Какое-то время мы молчали. Я снова оглядела ее портреты в роли матери, жены. Ощутила то, что осталось за кадром: разочарования, жертвы.
– Отведи ее к Энцо, прошу тебя, когда меня похоронят. Будет мерзко поначалу, но заставь ее вернуться к диете. Заставь краситься, води на пробы, делай звонки. Вот тут, смотри, мой органайзер. Вот здесь, – она показала на ящик, я открыла его и достала органайзер. – Тут все контакты, фотографы, агенты, труд всей моей жизни. Единственный. Ты звони им. Если Беатриче начнет увиливать, вмешайся. Твердо, убедительно. Очень легко развалить все к чертям, о да, чрезвычайно легко, уж я-то знаю! Но она должна победить. Потому что я буду смотреть на нее сверху. – Тут она заплакала. – И хочу… – Я не разобрала нескольких слов. – Свободной, знаменитой. – Собрав все силы, она поспешно вытерла слезы, вернулась к своему не терпящему возражений тону: – Иначе я на тебя рассержусь!
Больше она не могла продолжать. Исчерпала всю энергию. Выложилась полностью в этом разговоре. Как же это было несправедливо – вырастить дочь, обеспечив ее всем необходимым для успешной карьеры, и умереть, не увидев плодов своих стараний.
Я поднялась, желая обнять ее. Не знаю почему, но в тот момент я ее любила. Ее тело казалось таким хрупким, что я не знала, как к ней подступиться. Я неуклюже поцеловала ее; она растрогалась, смутилась, погладила меня по щеке.
– Можешь прийти еще раз, – сказала она на прощание. – Может, я успею рассказать тебе немного о той Джин, о девушке с фотографий, которые я сожгла. Дочь все время говорит мне, что ты хорошо пишешь.

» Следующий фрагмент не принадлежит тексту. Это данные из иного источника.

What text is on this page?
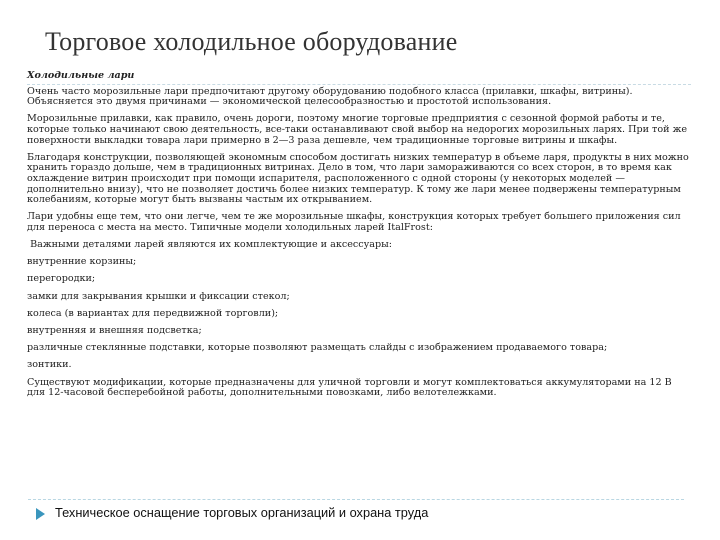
Торговое холодильное оборудование
Холодильные лари

Очень часто морозильные лари предпочитают другому оборудованию подобного класса (прилавки, шкафы, витрины). Объясняется это двумя причинами — экономической целесообразностью и простотой использования.

Морозильные прилавки, как правило, очень дороги, поэтому многие торговые предприятия с сезонной формой работы и те, которые только начинают свою деятельность, все-таки останавливают свой выбор на недорогих морозильных ларях. При той же поверхности выкладки товара лари примерно в 2—3 раза дешевле, чем традиционные торговые витрины и шкафы.

Благодаря конструкции, позволяющей экономным способом достигать низких температур в объеме ларя, продукты в них можно хранить гораздо дольше, чем в традиционных витринах. Дело в том, что лари замораживаются со всех сторон, в то время как охлаждение витрин происходит при помощи испарителя, расположенного с одной стороны (у некоторых моделей — дополнительно внизу), что не позволяет достичь более низких температур. К тому же лари менее подвержены температурным колебаниям, которые могут быть вызваны частым их открыванием.

Лари удобны еще тем, что они легче, чем те же морозильные шкафы, конструкция которых требует большего приложения сил для переноса с места на место. Типичные модели холодильных ларей ItalFrost:

Важными деталями ларей являются их комплектующие и аксессуары:

внутренние корзины;

перегородки;

замки для закрывания крышки и фиксации стекол;

колеса (в вариантах для передвижной торговли);

внутренняя и внешняя подсветка;

различные стеклянные подставки, которые позволяют размещать слайды с изображением продаваемого товара;

зонтики.

Существуют модификации, которые предназначены для уличной торговли и могут комплектоваться аккумуляторами на 12 В для 12-часовой бесперебойной работы, дополнительными повозками, либо велотележками.

Техническое оснащение торговых организаций и охрана труда
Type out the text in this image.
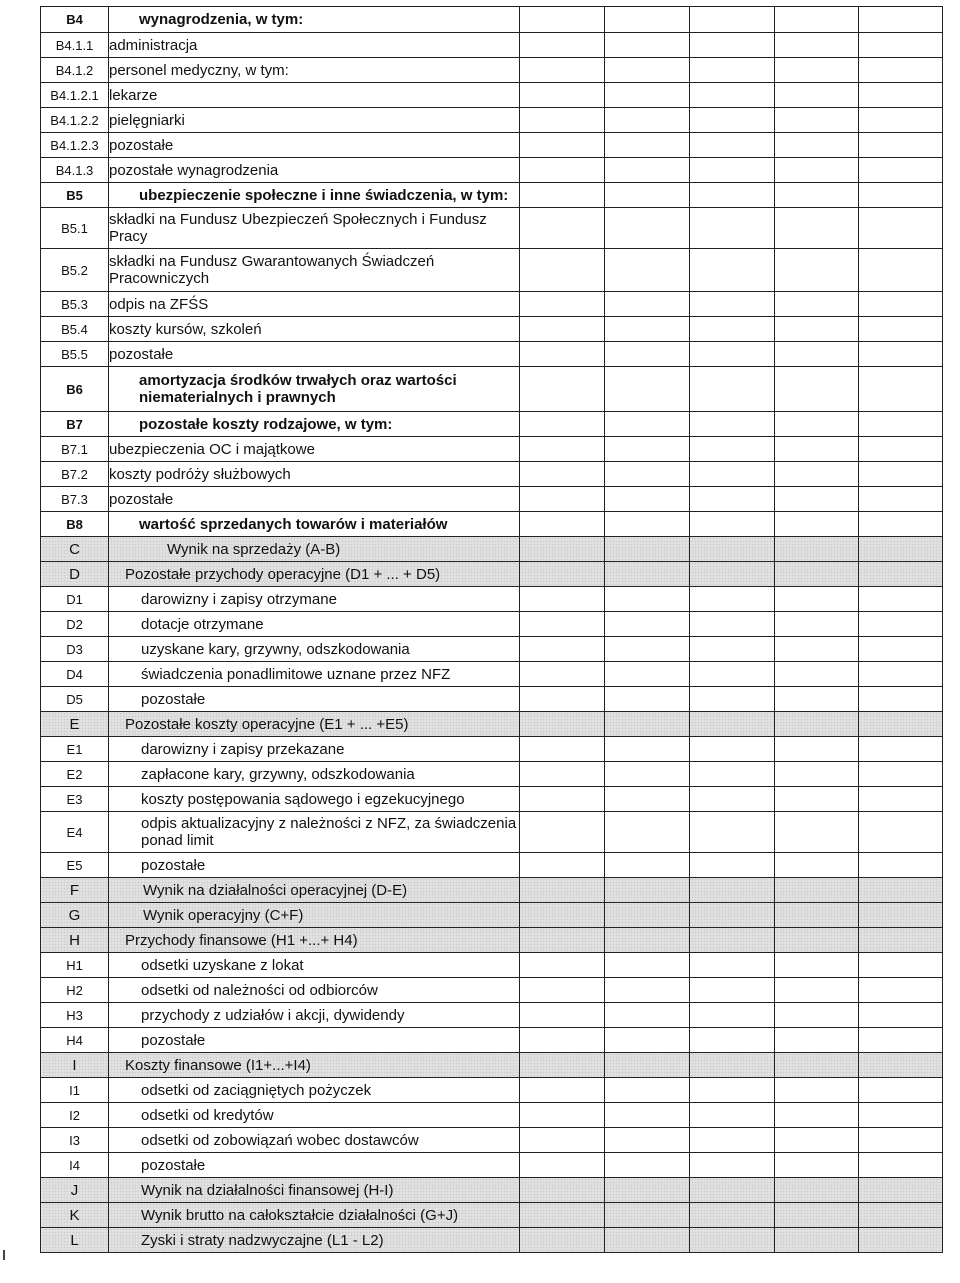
B4	wynagrodzenia, w tym:					
B4.1.1	administracja					
B4.1.2	personel medyczny, w tym:					
B4.1.2.1	lekarze					
B4.1.2.2	pielęgniarki					
B4.1.2.3	pozostałe					
B4.1.3	pozostałe wynagrodzenia					
B5	ubezpieczenie społeczne i inne świadczenia, w tym:					
B5.1	składki na Fundusz Ubezpieczeń Społecznych i Fundusz Pracy					
B5.2	składki na Fundusz Gwarantowanych Świadczeń Pracowniczych					
B5.3	odpis na ZFŚS					
B5.4	koszty kursów, szkoleń					
B5.5	pozostałe					
B6	amortyzacja środków trwałych oraz wartości niematerialnych i prawnych					
B7	pozostałe koszty rodzajowe, w tym:					
B7.1	ubezpieczenia OC i majątkowe					
B7.2	koszty podróży służbowych					
B7.3	pozostałe					
B8	wartość sprzedanych towarów i materiałów					
C	Wynik na sprzedaży (A-B)					
D	Pozostałe przychody operacyjne (D1 + ... + D5)					
D1	darowizny i zapisy otrzymane					
D2	dotacje otrzymane					
D3	uzyskane kary, grzywny, odszkodowania					
D4	świadczenia ponadlimitowe uznane przez NFZ					
D5	pozostałe					
E	Pozostałe koszty operacyjne (E1 + ... +E5)					
E1	darowizny i zapisy przekazane					
E2	zapłacone kary, grzywny, odszkodowania					
E3	koszty postępowania sądowego i egzekucyjnego					
E4	odpis aktualizacyjny z należności z NFZ, za świadczenia ponad limit					
E5	pozostałe					
F	Wynik na działalności operacyjnej (D-E)					
G	Wynik operacyjny (C+F)					
H	Przychody finansowe (H1 +...+ H4)					
H1	odsetki uzyskane z lokat					
H2	odsetki od należności od odbiorców					
H3	przychody z udziałów i akcji, dywidendy					
H4	pozostałe					
I	Koszty finansowe (I1+...+I4)					
I1	odsetki od zaciągniętych pożyczek					
I2	odsetki od kredytów					
I3	odsetki od zobowiązań wobec dostawców					
I4	pozostałe					
J	Wynik na działalności finansowej (H-I)					
K	Wynik brutto na całokształcie działalności (G+J)					
L	Zyski i straty nadzwyczajne (L1 - L2)					
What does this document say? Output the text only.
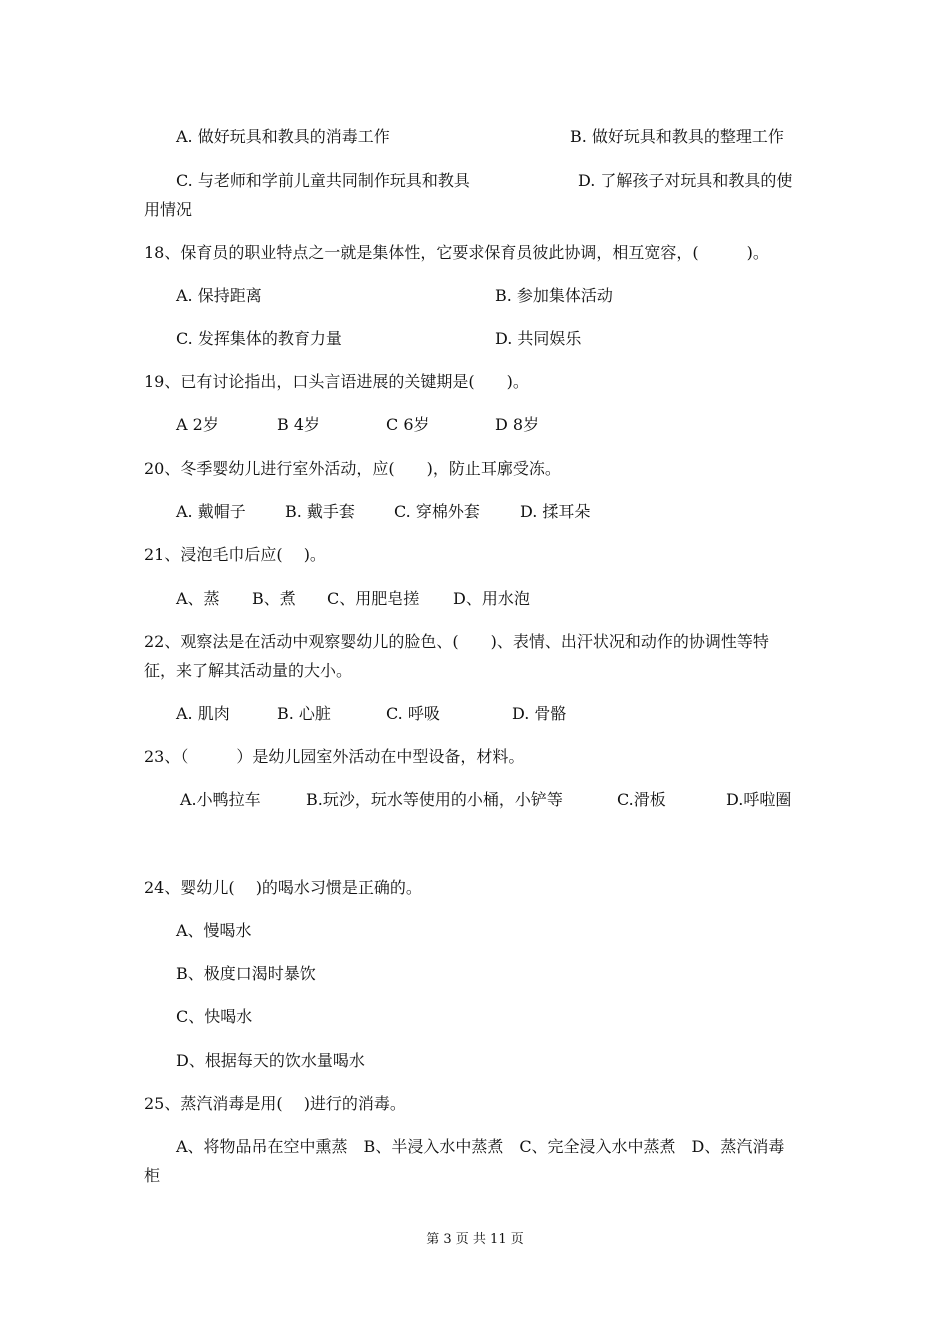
A. 做好玩具和教具的消毒工作	B. 做好玩具和教具的整理工作
C. 与老师和学前儿童共同制作玩具和教具	D. 了解孩子对玩具和教具的使
用情况
18、保育员的职业特点之一就是集体性，它要求保育员彼此协调，相互宽容，(　　　)。
A. 保持距离	B. 参加集体活动
C. 发挥集体的教育力量	D. 共同娱乐
19、已有讨论指出，口头言语进展的关键期是(　　)。
A 2岁	B 4岁	C 6岁	D 8岁
20、冬季婴幼儿进行室外活动，应(　　)，防止耳廓受冻。
A. 戴帽子 B. 戴手套 C. 穿棉外套	D. 揉耳朵
21、浸泡毛巾后应(　 )。
A、蒸 B、煮 C、用肥皂搓 D、用水泡
22、观察法是在活动中观察婴幼儿的脸色、(　　)、表情、出汗状况和动作的协调性等特
征，来了解其活动量的大小。
A. 肌肉	B. 心脏	C. 呼吸	D. 骨骼
23、（　　　）是幼儿园室外活动在中型设备，材料。
A.小鸭拉车	B.玩沙，玩水等使用的小桶，小铲等	C.滑板	D.呼啦圈
24、婴幼儿(　 )的喝水习惯是正确的。
A、慢喝水
B、极度口渴时暴饮
C、快喝水
D、根据每天的饮水量喝水
25、蒸汽消毒是用(　 )进行的消毒。
A、将物品吊在空中熏蒸　B、半浸入水中蒸煮　C、完全浸入水中蒸煮　D、蒸汽消毒
柜
第 3 页 共 11 页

Я так изумилась, что смогла лишь жалко улыбнуться.
– Священнику я исповедоваться не собираюсь. Не нужно мне никакого прощения с небес, – засмеялась она. – Но я хочу, чтобы Беатриче узнала обо мне кое-что такое, чего я ей никогда не говорила. Так что приноси в следующий раз тетрадь.
16
Моранте и Моравиа
Домой я вернулась в расстроенных чувствах. Отца не было. Я зажгла на кухне свет и уселась в одиночестве за стол с органайзером Джин в руках.
Погладила обложку красной кожи, закладку, торчавшую из середины. Первым побуждением было открыть ее, вторым – выбросить. Будущее Беатриче шкворчало под моими пальцами; я была испугана – и ощущала свою власть.
Так я и сидела неподвижно на стуле, рассуждая сама с собой, пока не стало совсем темно. Вереницей зажглись фонари, засигналили скутеры, во дворике собрались накрашенные тринадцатилетки, возбужденно ожидая, когда родители их куда-то поведут.
Я решилась. Схватила органайзер, пошла к себе в комнату, забралась на табуретку, встала на цыпочки и запихала его на самый верх шкафа – толкнула к стене, в самую пыль.
Была суббота. Я – худшая в мире подруга? А может, лучшая?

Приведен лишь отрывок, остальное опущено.